Kitt’s Fianna Fáil colleague Niall Collins insisted, however, that the policies being pursued by Fianna Fáil under the leadership of Brian Cowen were “in the best long-term interest of the country” and that he was “quite happy to proceed the way we are”.

Describing Kitt’s demands as valuing style over substance, Collins said the government was ”taking their responsibility quite seriously” and that there were far fewer dissenting voices in Fianna Fáil than the media had portrayed.

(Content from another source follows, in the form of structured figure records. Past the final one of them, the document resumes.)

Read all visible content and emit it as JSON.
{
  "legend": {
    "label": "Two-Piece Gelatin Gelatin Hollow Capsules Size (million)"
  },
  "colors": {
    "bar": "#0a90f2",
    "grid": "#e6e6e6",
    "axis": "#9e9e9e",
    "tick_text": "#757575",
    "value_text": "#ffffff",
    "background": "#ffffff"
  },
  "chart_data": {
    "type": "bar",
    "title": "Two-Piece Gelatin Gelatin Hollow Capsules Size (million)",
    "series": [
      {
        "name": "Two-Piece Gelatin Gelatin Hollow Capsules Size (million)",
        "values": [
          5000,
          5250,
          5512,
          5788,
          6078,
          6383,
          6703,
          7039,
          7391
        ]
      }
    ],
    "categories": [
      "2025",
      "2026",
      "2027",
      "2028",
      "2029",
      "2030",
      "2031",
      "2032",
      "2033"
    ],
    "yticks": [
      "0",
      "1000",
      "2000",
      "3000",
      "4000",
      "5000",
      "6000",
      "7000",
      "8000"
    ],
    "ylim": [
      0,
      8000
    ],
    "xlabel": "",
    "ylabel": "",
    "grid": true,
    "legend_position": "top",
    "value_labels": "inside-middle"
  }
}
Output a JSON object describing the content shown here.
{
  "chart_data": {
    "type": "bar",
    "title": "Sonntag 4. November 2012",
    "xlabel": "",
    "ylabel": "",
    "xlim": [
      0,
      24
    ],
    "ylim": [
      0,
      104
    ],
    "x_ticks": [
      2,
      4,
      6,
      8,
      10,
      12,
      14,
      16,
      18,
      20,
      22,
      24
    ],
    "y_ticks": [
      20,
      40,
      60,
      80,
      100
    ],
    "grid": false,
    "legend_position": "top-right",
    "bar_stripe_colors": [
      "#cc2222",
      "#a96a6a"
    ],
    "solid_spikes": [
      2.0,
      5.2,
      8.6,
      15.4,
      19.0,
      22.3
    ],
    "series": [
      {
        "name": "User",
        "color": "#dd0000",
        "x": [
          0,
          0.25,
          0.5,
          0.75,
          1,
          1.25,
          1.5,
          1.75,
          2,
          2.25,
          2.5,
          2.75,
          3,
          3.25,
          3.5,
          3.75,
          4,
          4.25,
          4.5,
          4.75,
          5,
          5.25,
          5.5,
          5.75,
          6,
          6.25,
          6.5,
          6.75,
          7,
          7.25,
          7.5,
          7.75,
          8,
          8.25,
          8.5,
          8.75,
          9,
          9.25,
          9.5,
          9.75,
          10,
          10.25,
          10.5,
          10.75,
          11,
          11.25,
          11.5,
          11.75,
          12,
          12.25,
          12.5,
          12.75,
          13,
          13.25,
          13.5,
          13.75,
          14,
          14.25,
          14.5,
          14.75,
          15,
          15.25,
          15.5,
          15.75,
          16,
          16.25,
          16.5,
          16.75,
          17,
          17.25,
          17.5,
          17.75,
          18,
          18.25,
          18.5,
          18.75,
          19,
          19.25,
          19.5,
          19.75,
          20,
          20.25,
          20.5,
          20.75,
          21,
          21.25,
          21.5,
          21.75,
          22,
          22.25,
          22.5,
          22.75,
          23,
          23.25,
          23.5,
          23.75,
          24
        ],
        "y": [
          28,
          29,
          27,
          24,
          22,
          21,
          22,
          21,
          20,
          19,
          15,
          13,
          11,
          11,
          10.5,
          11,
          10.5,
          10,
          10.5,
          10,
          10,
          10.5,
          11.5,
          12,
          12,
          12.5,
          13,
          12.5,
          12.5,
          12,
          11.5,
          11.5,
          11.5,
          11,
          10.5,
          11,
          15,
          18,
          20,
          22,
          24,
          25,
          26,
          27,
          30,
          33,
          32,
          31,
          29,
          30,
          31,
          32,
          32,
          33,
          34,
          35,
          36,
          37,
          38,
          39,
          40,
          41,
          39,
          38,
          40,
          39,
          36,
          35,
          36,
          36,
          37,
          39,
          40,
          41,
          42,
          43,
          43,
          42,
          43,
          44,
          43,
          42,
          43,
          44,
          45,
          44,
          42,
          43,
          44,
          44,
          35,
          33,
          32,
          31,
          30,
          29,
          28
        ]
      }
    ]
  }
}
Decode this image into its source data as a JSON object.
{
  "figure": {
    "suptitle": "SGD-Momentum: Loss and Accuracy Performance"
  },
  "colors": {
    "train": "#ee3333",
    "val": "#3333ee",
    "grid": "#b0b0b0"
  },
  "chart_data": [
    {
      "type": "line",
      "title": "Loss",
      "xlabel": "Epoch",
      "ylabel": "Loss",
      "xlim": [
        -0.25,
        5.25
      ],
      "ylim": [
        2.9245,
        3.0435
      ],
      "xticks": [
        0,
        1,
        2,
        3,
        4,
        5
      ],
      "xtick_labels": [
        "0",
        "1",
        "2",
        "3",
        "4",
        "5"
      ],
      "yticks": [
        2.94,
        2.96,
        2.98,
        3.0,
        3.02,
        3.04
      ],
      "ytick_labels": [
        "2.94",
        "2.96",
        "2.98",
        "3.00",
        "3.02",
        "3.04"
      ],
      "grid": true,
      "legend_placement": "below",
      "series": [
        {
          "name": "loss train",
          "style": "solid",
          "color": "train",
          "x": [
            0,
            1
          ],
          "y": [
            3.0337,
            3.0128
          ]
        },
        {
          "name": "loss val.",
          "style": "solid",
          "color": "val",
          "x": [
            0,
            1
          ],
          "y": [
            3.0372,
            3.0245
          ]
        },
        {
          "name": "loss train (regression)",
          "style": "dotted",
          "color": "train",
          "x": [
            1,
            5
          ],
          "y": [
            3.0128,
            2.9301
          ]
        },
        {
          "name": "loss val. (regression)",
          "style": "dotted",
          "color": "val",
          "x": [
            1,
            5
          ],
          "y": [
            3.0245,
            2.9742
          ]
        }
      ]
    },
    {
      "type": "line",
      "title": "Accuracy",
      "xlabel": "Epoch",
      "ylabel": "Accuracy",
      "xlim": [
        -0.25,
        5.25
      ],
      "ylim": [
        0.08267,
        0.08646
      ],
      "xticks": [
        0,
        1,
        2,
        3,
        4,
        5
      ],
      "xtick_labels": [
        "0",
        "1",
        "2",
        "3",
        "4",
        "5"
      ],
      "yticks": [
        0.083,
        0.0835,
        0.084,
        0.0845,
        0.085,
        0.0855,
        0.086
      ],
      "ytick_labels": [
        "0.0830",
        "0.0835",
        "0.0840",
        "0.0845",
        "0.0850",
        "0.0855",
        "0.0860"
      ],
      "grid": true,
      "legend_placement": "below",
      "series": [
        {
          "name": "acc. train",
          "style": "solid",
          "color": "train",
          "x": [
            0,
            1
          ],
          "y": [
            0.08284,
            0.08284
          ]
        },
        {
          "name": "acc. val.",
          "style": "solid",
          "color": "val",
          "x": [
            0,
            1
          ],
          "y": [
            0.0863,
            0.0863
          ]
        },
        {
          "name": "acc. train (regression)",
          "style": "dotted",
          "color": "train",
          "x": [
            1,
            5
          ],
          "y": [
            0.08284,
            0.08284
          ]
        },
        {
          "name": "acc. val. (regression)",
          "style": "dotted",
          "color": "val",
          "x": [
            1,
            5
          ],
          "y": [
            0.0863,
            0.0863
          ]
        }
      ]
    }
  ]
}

“We hear all these views being expressed within the media – [but] this just isn’t happening. Or if it is, I’m completely out of the loop.”

Independents

Separately, independent TD Michael Lowry – who currently votes along with the government in the Dáil – said that if Fianna Fáil were to elect a new leader, he would not vote for them to become Taoiseach when the Dáil was asked to approve their appointment.

Lowry said he could not in conscience vote in favour for a second successive Taoiseach who had not led their party into a general election, and added that Jackie Healy-Rae, who votes in a similar arrangement to himself, would also vote against any such motion to appoint a new Taoiseach.

Withdrawl of the support of Lowry and Healy-Rae would leave the government dependant on the support of former Progressive Democrat TD Noel Grealish, and on the four former Fianna Fáil TDs currently without a party whip, to command a Dáil majority of 82-80 – before the three Dáil by-elections are held.

Labour leader Eamon Gilmore had earlier described any attempt to elect a third Taoiseach in the current Dáil as “unthinkable“.